O nascimento deste novo mundo desencantado também pode ser relacionado a coleção de ovos do protagonista e pensar no quadro Criança geopolítica observando o nascimento do homem novo do pintor Salvador Dalí acaba sendo inevitável.
Timothy Hole
Quanto a Timothy, o protagonista e narrador de Um pequeno assassinato, podemos lê-lo como um herdeiro espiritual do personagem sem nome do livro Notas do Subterrâneo de Fiódor Dostoiévski. Ambos homens medíocres, incapazes de terem empatia com aqueles que os cercam e totalmente imersos em si mesmos.
Por consequência, a vida, o casamento e a carreira de Timothy são marcados por momentos violentos. Muitos dos quais o próprio publicitário não percebe, como a própria peça publicitária que o colocou no radar de uma grande empresa de publicidade, algo que na HQ se transmuta na miopia do personagem. Atentem-se as passagens nas quais ele está usando os seus óculos e quando não está usando e vocês irão perceber algo bem interessante.

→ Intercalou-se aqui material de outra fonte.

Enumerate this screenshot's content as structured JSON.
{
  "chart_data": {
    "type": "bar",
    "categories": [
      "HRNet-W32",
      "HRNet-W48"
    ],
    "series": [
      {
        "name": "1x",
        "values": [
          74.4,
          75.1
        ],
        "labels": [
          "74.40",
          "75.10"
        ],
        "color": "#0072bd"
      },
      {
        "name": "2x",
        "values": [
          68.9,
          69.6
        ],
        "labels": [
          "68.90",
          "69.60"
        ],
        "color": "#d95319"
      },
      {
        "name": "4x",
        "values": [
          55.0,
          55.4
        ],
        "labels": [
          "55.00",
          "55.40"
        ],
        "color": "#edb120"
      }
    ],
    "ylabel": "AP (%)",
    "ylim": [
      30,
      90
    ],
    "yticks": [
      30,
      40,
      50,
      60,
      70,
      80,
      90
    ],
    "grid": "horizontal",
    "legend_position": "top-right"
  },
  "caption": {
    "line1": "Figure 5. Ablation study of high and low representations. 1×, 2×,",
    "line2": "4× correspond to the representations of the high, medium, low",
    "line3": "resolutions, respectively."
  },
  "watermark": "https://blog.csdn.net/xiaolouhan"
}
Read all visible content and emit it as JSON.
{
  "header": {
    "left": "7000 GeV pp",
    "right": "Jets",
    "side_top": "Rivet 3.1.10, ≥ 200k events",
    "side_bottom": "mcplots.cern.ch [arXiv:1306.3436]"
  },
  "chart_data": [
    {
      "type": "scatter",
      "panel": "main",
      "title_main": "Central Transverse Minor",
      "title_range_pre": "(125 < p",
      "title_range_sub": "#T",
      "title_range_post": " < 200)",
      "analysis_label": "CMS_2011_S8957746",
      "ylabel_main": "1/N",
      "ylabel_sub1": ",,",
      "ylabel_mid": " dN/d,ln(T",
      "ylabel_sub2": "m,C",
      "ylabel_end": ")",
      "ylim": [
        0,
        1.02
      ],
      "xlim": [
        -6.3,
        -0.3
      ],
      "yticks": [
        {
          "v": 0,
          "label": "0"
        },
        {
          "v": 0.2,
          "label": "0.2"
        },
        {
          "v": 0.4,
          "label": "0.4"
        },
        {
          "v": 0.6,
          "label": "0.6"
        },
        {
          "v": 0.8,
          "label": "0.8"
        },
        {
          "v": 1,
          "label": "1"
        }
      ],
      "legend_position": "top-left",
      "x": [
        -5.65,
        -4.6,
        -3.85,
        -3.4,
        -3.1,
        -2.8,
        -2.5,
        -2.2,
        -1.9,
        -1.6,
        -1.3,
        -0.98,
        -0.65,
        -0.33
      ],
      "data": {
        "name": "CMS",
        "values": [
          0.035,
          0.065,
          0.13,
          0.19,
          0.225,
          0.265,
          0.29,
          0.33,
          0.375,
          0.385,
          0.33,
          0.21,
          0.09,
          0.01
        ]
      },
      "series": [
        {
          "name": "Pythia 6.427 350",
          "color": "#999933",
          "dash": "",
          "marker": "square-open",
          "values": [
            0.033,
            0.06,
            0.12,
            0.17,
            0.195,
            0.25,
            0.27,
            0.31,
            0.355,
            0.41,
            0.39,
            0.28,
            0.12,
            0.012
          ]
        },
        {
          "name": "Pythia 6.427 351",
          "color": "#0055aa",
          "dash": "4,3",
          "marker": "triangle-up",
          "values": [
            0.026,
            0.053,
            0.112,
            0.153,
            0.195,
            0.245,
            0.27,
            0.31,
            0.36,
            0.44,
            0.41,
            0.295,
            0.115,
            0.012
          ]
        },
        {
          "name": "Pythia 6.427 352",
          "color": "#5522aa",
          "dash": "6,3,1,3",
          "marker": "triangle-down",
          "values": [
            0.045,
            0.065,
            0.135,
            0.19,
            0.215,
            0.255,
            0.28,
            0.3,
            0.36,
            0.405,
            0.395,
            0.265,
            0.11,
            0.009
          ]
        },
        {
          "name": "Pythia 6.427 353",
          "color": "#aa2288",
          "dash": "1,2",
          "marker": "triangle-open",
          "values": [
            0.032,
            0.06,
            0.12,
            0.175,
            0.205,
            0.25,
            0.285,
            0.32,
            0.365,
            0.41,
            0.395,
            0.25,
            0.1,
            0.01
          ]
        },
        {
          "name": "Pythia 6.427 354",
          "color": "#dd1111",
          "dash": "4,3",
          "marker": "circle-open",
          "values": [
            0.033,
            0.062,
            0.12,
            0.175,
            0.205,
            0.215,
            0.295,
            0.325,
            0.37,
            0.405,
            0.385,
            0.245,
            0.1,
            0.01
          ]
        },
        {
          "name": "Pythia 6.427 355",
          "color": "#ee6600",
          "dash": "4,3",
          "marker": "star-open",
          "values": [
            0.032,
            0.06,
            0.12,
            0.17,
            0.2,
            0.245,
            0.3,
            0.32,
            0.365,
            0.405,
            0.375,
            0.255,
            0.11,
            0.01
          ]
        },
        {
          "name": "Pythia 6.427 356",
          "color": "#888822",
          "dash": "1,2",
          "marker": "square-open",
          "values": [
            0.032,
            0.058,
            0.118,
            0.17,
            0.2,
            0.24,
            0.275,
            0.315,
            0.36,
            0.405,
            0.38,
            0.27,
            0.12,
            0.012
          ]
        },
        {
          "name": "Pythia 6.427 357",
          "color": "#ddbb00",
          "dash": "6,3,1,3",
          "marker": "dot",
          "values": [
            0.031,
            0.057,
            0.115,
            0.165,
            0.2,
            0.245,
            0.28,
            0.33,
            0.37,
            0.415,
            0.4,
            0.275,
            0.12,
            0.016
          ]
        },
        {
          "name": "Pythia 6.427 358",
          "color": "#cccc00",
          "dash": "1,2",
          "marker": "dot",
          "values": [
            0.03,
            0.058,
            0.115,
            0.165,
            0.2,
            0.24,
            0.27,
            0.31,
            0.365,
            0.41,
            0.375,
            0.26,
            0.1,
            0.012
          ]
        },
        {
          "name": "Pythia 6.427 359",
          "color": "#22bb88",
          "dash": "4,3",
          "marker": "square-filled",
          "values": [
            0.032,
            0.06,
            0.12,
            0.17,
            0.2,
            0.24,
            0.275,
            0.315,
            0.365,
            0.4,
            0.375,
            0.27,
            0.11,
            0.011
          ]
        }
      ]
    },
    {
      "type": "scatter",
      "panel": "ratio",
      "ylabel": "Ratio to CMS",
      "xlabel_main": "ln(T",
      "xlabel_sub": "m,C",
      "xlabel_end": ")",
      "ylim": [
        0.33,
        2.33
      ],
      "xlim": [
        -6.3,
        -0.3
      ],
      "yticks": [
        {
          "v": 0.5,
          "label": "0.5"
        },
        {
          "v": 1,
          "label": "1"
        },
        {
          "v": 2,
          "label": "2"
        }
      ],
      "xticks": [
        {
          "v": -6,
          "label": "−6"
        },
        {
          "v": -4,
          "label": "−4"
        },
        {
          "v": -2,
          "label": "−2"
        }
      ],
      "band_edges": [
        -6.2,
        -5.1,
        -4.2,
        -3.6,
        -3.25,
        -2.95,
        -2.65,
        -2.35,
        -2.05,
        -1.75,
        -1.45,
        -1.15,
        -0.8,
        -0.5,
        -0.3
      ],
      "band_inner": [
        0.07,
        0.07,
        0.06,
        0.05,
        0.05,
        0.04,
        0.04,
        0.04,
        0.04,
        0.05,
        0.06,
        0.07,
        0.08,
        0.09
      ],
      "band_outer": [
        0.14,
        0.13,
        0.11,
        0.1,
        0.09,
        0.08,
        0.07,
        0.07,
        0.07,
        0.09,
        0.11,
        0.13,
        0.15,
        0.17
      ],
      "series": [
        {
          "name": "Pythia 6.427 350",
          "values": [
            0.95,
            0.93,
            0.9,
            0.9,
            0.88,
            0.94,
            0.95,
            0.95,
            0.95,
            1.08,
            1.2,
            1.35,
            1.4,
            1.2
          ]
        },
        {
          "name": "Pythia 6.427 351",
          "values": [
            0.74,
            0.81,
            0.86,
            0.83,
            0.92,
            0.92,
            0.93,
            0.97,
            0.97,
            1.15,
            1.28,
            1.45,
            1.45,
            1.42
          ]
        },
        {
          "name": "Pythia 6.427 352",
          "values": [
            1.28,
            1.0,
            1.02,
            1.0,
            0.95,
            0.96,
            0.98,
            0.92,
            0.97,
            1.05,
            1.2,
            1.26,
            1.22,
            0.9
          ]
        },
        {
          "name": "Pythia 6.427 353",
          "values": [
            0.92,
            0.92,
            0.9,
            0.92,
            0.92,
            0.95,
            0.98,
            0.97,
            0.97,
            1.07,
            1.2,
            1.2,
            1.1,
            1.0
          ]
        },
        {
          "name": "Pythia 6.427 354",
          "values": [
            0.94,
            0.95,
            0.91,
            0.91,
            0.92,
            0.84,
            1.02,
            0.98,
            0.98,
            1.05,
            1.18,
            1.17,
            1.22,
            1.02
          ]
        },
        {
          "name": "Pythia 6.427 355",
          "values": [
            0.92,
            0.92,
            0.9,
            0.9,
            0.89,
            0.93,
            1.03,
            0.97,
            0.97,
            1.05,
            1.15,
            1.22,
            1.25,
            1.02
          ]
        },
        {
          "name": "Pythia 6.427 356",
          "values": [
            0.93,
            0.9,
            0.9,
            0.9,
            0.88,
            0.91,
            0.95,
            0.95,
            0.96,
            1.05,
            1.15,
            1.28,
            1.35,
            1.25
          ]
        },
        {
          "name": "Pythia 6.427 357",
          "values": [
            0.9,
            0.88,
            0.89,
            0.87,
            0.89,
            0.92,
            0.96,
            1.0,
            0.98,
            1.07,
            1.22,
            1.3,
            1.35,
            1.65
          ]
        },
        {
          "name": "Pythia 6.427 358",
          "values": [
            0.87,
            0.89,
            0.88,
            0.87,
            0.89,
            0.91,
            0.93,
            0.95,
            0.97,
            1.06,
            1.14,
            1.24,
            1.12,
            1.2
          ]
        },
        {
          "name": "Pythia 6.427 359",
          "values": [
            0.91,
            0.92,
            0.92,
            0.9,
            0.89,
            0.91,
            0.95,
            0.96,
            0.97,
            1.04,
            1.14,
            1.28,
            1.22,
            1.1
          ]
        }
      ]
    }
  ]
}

As cores e a arte de Oscar Zárate
Se Um pequeno assassinato tem um roteiro inspirado o mago de Northampton, o argentino Oscar Zárate não fica para trás e nos entrega uma arte esplendorosa. Uma aquarela que alterna entre cores fortes e vibrantes no dia-a-dia de Timothy, cores opacas em flashbacks e até mesmo o uso de preto e branco em momentos mais oníricos.
E não é somente as cores que mudam nesses momentos, os traços do argentino também se modificam as diferentes sequências da HQ. Indo de uma arte impressionista, que perpassa a maior parte das páginas, a desenhos borrados e hachuras, Zárate mostra toda a sua versatilidade como desenhista. Mas também como narrador ao usar cores, luzes e sombras, assim como outros elementos para guiar os nossos olhos dentro das páginas.
Chamo atenção para a sequência da briga no bar, onde à medida que a confusão vai aumentando, Zárate usa o vermelho para nos orientar quanto à localização de Timothy e ordem dos eventos. E também para quando as cores são utilizadas para a separação de planos, criação de contraste e atuando como um forte elemento narrativo.
Conclusão
Alan Moore é um gênio dos quadrinhos e isso já foi provado por inúmeras de suas obras mais famosas como Watchmen, V de Vingança ou Promethea, para ficar em alguns exemplos. Contudo, Um pequeno assassinato é uma daquelas obras pouco faladas, mas que deveria estar em todos os top cinco do roteirista inglês e que definitivamente deveria entrar na sua lista de leitura.